Albert Masson refuse bien entendu de voter la confiance à Paul Ramadier le 4 mai 1947, le jour où le président du Conseil se sépare de ses ministres communistes. Il s'abstient volontairement lors du vote du projet de loi sur le statut de l'Algérie (27 août 1947). En politique étrangère, il refuse de ratifier la convention de coopération économique organisant l'aide du plan Marshall à la France (7 juillet 1948), de même qu'il refuse, un an plus tard, de soutenir la constitution du Conseil de l'Europe (9 juillet 1949) et de ratifier le Pacte de l'Atlantique le 26 juillet 1949. A la fin de la législature, comme tous les communistes, il s'oppose fermement au système des apparentements qui, le 7 mai 1951, modifie la loi électorale en faveur des partis de la troisième force, au détriment des gaullistes et des communistes.

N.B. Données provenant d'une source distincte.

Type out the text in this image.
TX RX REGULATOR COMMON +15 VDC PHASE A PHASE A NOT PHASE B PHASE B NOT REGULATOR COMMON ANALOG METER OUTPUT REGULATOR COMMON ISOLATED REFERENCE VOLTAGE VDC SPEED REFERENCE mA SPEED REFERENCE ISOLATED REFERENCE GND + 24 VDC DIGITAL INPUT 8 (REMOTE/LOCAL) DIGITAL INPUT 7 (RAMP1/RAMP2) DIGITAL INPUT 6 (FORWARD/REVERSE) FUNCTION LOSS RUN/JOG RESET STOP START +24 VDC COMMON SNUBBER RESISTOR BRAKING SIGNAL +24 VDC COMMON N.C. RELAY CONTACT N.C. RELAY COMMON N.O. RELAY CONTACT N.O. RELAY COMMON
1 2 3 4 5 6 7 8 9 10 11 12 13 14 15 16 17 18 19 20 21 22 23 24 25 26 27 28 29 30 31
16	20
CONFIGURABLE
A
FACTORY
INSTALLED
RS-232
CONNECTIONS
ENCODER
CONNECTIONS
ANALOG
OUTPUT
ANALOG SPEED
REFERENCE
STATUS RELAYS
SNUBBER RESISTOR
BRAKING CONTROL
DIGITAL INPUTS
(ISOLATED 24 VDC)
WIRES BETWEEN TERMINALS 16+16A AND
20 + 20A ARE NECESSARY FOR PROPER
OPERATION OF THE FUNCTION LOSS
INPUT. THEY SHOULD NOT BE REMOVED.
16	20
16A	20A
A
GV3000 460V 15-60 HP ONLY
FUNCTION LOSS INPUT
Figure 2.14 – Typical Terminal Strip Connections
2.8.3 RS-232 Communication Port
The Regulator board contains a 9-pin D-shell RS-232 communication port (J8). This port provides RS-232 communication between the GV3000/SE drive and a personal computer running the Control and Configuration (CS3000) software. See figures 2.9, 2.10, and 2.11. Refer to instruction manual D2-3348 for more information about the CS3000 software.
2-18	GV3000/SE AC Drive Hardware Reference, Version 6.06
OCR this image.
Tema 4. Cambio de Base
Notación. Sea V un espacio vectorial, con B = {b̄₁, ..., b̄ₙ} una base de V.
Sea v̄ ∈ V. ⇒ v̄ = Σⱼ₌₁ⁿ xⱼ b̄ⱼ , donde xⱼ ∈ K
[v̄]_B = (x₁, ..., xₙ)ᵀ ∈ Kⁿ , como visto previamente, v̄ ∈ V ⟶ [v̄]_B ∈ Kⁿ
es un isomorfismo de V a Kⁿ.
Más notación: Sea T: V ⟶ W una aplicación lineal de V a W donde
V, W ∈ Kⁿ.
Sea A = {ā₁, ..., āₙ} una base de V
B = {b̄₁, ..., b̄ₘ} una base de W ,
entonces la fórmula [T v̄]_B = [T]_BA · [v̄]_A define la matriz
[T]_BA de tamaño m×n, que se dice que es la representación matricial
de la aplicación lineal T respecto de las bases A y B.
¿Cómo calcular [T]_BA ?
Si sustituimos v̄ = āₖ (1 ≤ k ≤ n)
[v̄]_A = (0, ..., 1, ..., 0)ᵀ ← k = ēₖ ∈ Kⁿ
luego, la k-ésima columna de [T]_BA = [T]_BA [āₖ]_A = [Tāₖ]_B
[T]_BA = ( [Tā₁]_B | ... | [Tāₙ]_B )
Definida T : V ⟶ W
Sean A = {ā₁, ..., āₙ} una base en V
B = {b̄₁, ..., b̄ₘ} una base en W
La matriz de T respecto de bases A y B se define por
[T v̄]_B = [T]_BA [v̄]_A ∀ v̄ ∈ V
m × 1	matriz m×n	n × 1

De fait, le paysage électoral dans la Loire est sensiblement modifié pour le scrutin du 17 juin 1951 : non seulement les candidats les plus connus, tous trois ministres en exercice du cabinet Queuille (Georges Bidault, Antoine Pinay, et Eugène Claudius-Petit) ont formé une liste commune d'Union nationale présentée par le MRP, l'UDSR et les Indépendants paysans, mais cette liste, qui, forte de 31,2 % des suffrages exprimés, emporte trois mandats, a conclu un apparentement avec les listes SFIO et de Rassemblement des groupes républicains et indépendants. C'est cette dernière liste qui, dépassant les socialistes de 63 voix seulement, est favorisée par l'apparentement : avec 8,8 % des voix, elle décroche un siège au détriment du parti communiste qui, avec plus du triple de ce score (27,9 %), n'en obtient que deux, tandis que les gaullistes en enlèvent également deux, avec 22,7 % des suffrages exprimés par les habitants de la Loire.

Albert Masson perd donc son siège de député ; candidat aux élections cantonales la même année, il est devancé au second tour par Pillet, un candidat de l'UDSR, futur maire et député de Roanne. Il se représente sans succès aux élections législatives partielles des 4 et 18 mai 1952, provoquées par le décès de Denise Bastide, mais il est battu au second tour par Michel Jacquet, candidat indépendant.

En 1954, Albert Masson est renvoyé de la Manufacture de Saint-Etienne, et revient s'installer à Roanne. Il devient alors administrateur de la sécurité sociale de Roanne, puis administrateur de l'hôpital jusqu'en 1983. Il meurt le 20 décembre 1992.